Il fait alors une prise de conscience monumentale ; contre toute attente, IL N'EST PAS MORT ! Il doit donc attendre la mort à son gré sans rien devoir à personne, sans s'en soucier ; c'est ainsi qu'il prend le parti de finir sa vie loin du monde, presque comme un sauvage, en pleine montagne. C'est sans compter sur l'arrivée intempestive dans son nouveau monde d'une jeune femme enceinte, elle aussi au bout du rouleau !
Je me rends compte que, résumée de la sorte, l'histoire ne donne pas du tout envie de lire ce manga, qui est pourtant exceptionnel : il met certes en exergue l'extrême dureté des sociétés modernes (japonaises ou pas, d'ailleurs !), surtout pour ceux qui ne peuvent et ne veulent pas évoluer à leur rythme effreiné ! Mais Kenzô Okada, à travers, son destin donne de l'espoir, même s'il doit payer cher sa nouvelle vie, si courte soit elle !

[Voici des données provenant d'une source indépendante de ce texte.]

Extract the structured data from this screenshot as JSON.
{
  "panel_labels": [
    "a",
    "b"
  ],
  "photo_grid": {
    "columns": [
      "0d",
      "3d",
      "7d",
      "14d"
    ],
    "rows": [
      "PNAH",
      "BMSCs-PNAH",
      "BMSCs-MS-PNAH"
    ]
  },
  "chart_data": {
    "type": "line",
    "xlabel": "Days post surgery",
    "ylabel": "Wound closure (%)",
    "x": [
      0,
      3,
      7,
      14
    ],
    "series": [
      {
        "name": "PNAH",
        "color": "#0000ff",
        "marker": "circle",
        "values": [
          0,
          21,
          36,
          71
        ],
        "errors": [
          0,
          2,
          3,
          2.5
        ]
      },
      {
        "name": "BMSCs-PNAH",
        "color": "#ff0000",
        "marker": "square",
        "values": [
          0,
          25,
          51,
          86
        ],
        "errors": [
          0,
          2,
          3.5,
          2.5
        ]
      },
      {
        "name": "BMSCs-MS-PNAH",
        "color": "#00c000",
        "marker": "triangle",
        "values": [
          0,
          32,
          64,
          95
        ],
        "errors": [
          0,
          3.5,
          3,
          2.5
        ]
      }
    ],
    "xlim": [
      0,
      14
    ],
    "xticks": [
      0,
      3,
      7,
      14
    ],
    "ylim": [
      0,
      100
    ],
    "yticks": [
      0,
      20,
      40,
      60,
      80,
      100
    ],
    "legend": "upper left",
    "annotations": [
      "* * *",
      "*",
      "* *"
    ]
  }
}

La première fois où j'ai lu ce manga, j'avoue avoir eu besoin de temps pour "encaisser" - c'est le terme exact- la dureté de tout ce qui est mis en scène mais ce livre posé sur les rayonnages de ma bibliothèque n'a cessé depuis de me hanter et surtout de me faire signe. Je viens donc de le relire. Evidemment, le choc de la cruauté du réel n'a pas eu lieu car j'y étais largement préparée mais il découle de cet ouvrage malgré l'ultra-réalisme des faits, une énorme humanité nimbée de mélancolie, d'espoir, de philosophie et de bon sens aussi. Les crises existencielles de Kenzô et de sa compagne d'aventures nous offrent une pelote de réflexions sur le sens de la vie, sur la place de la nature, sur le bonheur et surtout sur les travers poussés à l'extrême de sociétés ( la nôtre, aussi ?) qui oseraient fonder leur développement uniquement sur le rendement. Il n'y a pas de doute, ce livre n'est pas comme les autres ; il est impossible - si tant est que le lecteur a une once d'humanisme et d'humanité - qu'il le laisse indifférent et encore moins indemne ! Attention, danger, lecture !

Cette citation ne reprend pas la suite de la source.